Depuis quelques années, la planète indépendante ne rechigne plus à confesser son amour pour les pop stars, elle s'en fait même parfois une fierté. Ryan Adams n'en est d'ailleurs pas à son premier acoquinement avec cet univers, puisqu'il a épousé en 2009 la starlette éphémère Mandy Moore. Le choc a tout de même été grand quand ce mauvais bougre du country-rock indépendant américain a annoncé vouloir reprendre l'entièreté du dernier album de la plus puissante des divas actuelles, Taylor Swift, sorti fin 2014 et déjà vendu à presque 10 millions d'exemplaires. Si la jeune femme s'est empressée d'embrasser l'idée publiquement, il est permis de rester un peu plus frileux face au résultat. Ryan Adams a transformé quelques tubes radio en ballades folk à papa qui s'avèrent parfois entraînantes (Bad Blood), mais sont plus souvent d'une fadeur confondante.
Scarlett Johansson «Anywhere I Lay My Head»
Hollywood n'a jamais été frileux vis-à-vis des acteurs qui poussent la chansonnette mais, quand Scarlett Johansson passe de la pellicule aux micros, la formule prend une tournure inattendue. Après avoir partagé la scène avec les légendes post-punk The Jesus and Mary Chain au Coachella Festival en 2007, l'actrice a mis au point un album entier de reprises de Tom Waits, produit par la prestigieuse tête pensante de TV on the Radio, Dave Sitek, et sur lequel on retrouve le guitariste des Yeah Yeah Yeahs et même David Bowie en choriste de luxe.

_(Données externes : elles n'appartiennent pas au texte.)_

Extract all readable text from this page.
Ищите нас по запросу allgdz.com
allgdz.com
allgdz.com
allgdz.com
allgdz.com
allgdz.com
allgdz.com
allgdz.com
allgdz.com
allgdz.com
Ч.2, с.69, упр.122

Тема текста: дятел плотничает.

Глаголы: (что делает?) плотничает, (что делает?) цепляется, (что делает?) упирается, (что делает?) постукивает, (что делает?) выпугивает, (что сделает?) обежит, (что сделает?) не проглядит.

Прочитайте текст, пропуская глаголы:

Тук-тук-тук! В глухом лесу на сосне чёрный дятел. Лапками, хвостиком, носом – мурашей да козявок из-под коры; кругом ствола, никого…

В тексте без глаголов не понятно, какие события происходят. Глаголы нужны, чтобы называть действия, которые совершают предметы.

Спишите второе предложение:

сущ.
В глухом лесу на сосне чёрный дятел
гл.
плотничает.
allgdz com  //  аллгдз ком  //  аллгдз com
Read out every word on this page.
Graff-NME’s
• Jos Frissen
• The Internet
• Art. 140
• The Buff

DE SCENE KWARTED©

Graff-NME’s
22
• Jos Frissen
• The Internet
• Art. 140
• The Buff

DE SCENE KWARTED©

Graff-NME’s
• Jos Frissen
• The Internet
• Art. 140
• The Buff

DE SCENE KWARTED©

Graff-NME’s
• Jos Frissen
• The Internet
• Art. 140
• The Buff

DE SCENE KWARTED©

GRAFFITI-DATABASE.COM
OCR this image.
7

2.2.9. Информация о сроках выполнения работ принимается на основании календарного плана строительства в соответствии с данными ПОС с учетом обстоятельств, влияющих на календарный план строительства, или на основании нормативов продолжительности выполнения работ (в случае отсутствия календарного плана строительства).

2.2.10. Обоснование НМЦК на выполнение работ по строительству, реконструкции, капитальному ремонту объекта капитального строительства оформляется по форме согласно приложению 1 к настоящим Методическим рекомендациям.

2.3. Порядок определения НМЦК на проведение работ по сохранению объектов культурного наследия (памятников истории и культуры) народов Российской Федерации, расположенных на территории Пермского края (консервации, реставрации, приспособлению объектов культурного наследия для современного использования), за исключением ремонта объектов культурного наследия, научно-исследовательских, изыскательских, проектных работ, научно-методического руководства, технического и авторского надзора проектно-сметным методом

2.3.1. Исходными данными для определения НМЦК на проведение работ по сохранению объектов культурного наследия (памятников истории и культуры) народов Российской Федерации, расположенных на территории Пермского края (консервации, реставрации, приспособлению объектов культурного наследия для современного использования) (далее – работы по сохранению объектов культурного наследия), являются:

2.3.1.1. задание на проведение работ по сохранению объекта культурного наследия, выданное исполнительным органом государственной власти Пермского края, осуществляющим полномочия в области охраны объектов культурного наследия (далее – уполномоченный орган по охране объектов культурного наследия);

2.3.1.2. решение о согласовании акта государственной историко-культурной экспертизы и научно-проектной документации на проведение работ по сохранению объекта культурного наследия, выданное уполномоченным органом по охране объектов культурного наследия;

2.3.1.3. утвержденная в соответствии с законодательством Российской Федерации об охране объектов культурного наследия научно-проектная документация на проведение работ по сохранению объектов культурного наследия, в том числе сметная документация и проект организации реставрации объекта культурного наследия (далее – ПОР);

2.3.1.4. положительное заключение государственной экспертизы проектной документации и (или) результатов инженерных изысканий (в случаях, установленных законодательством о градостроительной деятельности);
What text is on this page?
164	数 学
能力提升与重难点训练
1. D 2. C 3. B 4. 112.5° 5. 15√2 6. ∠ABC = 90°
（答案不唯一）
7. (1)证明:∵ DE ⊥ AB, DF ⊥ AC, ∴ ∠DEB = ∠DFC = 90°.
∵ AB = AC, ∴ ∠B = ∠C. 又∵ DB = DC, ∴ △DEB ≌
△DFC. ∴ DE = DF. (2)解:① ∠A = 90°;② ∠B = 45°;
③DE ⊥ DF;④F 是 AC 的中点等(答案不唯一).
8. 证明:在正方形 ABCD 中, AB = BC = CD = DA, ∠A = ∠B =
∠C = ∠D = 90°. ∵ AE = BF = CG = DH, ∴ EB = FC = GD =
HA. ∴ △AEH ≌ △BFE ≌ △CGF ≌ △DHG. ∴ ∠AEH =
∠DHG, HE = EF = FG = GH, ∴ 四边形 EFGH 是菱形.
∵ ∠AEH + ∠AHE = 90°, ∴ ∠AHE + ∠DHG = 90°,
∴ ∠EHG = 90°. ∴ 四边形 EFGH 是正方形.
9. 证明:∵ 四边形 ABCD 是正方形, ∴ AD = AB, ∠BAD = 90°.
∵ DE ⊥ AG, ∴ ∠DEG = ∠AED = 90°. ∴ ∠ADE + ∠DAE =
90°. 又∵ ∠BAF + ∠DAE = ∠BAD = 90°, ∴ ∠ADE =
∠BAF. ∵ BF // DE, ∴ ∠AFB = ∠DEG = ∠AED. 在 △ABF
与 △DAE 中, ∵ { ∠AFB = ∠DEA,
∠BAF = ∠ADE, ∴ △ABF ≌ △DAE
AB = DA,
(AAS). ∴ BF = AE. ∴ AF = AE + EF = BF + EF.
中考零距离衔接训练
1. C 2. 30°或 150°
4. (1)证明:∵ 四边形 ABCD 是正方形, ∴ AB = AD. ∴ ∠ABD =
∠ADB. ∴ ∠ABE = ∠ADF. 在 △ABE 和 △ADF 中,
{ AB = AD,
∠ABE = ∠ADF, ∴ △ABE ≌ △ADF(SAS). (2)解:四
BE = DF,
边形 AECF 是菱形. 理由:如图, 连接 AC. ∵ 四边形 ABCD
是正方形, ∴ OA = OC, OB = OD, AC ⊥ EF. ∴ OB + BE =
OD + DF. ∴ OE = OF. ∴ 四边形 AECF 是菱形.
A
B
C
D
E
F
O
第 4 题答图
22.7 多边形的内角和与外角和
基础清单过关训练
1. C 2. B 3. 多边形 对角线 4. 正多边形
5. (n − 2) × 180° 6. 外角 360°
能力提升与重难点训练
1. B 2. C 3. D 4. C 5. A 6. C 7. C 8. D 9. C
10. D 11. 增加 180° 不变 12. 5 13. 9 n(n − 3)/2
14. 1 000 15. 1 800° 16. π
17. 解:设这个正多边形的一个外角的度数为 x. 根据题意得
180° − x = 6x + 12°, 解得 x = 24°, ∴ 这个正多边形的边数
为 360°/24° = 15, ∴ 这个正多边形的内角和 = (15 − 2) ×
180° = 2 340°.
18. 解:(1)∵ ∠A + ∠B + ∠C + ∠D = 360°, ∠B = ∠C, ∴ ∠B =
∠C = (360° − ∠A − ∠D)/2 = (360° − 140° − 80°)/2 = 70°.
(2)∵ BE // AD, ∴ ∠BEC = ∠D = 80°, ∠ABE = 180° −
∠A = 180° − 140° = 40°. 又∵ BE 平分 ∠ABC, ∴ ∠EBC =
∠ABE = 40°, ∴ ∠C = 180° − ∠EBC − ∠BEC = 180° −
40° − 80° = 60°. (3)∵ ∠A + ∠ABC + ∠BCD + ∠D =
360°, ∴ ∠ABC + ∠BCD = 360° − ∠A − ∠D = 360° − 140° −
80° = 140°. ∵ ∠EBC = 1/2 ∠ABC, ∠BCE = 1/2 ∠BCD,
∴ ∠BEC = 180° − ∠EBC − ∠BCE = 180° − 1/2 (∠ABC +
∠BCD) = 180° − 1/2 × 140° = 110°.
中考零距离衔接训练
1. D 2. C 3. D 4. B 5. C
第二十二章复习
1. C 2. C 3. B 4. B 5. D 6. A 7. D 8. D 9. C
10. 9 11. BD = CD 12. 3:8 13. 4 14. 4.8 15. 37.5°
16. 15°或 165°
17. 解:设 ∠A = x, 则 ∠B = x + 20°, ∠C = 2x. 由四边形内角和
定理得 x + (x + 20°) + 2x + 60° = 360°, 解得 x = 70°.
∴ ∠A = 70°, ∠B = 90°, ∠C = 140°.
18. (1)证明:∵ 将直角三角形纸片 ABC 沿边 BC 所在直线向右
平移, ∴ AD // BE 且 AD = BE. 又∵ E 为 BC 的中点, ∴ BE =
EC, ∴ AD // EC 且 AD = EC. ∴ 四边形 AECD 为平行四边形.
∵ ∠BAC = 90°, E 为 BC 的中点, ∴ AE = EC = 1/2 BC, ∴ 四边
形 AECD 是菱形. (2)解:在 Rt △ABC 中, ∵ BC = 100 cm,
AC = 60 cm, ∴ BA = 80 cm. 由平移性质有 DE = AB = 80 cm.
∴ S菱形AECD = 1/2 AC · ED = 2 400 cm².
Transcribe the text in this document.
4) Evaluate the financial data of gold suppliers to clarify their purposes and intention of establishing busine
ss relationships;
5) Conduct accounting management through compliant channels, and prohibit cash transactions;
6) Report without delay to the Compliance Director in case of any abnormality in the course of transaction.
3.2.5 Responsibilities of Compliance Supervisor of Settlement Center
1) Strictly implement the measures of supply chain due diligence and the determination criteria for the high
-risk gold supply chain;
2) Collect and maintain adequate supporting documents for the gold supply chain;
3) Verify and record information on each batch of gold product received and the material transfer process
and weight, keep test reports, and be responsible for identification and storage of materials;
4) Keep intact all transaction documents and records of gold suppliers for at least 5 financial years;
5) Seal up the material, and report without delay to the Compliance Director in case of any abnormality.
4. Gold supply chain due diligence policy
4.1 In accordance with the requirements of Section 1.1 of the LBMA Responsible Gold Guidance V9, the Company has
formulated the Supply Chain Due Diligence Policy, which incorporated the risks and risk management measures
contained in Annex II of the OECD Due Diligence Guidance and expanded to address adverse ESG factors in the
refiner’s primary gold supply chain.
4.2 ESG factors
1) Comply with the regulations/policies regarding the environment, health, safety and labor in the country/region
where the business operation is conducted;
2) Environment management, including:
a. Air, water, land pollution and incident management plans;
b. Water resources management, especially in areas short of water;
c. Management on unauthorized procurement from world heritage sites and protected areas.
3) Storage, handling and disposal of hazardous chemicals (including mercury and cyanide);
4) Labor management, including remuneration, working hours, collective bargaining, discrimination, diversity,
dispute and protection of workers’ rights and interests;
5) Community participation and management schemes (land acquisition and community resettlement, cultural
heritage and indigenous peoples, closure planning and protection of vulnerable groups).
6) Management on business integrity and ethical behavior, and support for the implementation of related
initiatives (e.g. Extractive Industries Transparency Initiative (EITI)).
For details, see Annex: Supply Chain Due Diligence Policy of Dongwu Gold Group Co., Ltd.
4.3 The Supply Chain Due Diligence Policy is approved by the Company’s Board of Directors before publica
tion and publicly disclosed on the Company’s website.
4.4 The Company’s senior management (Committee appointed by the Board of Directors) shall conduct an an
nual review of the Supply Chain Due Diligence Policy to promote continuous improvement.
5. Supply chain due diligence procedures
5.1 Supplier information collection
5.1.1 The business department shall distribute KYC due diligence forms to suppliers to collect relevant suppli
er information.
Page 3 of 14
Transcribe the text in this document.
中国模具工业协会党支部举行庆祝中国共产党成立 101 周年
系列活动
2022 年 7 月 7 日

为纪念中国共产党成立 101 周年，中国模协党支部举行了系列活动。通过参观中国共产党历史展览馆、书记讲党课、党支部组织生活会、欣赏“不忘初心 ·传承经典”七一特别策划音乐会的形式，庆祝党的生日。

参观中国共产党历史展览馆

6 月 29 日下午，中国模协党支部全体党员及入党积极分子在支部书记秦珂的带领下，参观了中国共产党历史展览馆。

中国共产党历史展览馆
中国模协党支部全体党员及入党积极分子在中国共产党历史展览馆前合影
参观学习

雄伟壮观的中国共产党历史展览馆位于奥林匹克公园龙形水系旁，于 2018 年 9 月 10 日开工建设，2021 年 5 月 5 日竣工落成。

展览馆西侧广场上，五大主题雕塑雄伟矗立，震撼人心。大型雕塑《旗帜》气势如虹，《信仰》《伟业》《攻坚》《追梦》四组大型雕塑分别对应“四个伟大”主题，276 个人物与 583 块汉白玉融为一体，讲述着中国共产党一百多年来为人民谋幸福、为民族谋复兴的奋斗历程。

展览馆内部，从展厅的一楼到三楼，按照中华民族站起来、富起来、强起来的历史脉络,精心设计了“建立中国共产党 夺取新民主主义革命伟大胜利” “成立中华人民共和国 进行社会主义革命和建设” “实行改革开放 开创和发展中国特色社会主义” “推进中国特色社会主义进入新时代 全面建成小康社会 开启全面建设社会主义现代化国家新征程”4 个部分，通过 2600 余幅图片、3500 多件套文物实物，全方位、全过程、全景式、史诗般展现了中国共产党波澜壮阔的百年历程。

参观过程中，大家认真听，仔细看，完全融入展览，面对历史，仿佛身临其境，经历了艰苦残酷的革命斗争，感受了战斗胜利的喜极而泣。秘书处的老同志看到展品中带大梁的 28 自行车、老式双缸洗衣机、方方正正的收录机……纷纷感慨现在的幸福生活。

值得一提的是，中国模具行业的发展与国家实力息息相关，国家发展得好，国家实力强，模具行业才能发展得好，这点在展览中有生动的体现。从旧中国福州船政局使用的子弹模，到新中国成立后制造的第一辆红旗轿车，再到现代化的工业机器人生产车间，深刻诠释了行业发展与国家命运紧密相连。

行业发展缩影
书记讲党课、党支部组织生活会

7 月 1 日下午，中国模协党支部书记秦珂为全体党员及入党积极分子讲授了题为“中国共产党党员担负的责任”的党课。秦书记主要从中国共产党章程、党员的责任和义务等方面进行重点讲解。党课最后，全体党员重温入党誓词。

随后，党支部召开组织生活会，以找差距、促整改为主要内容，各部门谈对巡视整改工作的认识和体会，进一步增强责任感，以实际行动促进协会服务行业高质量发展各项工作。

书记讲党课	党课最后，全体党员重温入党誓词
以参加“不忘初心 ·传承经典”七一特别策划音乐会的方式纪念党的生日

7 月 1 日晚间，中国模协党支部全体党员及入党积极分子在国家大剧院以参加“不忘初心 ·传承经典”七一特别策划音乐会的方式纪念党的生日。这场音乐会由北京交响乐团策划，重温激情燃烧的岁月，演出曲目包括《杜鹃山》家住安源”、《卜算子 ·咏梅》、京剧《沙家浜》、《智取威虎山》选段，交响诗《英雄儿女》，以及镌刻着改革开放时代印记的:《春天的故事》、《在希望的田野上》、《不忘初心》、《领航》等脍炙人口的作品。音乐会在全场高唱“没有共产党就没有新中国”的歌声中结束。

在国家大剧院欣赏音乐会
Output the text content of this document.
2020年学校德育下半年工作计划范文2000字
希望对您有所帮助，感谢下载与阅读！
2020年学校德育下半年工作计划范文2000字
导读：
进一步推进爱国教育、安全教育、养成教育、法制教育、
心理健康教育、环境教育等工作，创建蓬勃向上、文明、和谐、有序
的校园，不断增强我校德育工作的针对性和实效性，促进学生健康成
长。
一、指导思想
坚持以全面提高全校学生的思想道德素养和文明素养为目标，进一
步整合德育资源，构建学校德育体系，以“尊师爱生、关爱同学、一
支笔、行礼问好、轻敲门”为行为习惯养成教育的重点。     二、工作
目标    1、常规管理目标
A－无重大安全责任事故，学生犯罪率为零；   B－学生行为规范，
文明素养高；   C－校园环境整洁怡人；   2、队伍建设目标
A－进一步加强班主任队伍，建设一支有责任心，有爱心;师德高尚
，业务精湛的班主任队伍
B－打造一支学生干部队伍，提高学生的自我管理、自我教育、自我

Un disque à l'atmosphère languide, traversé par la voix profonde et fantomatique de l'actrice. Si cette dernière dessert parfois l'album par ses vocalises monocordes, Anywhere I Lay My Head offre tout de même de beaux moments, comme le menaçant Town with No Cheer.
The Dirtbombs «Party Store»
Quand un groupe peine à atteindre ses objectifs de carrière, la reprise est une occasion d'élargir sa notoriété. Ce fut la solution empruntée par le groupe de garage-rock de Detroit The Dirtbombs qui, malgré un single partagé avec The White Stripes à ses débuts, n'a que rarement été aussi inspiré que la formation de Jack White. En 2001, The Dirtbombs reprend alors des standards soul de la Motown sur l'album Ultraglide in Black. Mais c'est surtout en revisitant, en 2011 sur l'album Party Store, quelques classiques techno (de Detroit, forcément) que le groupe attire l'attention. L'imposant Mick Collins, leader des Dirtbombs, donne une teinte garage-rock aux tubes de Derrick May ou Juan Atkins, et illumine ces reprises brutes et directes de sa voix d'outre-tombe fiévreuse. Enfin une réconciliation réjouissante du rock et de la techno.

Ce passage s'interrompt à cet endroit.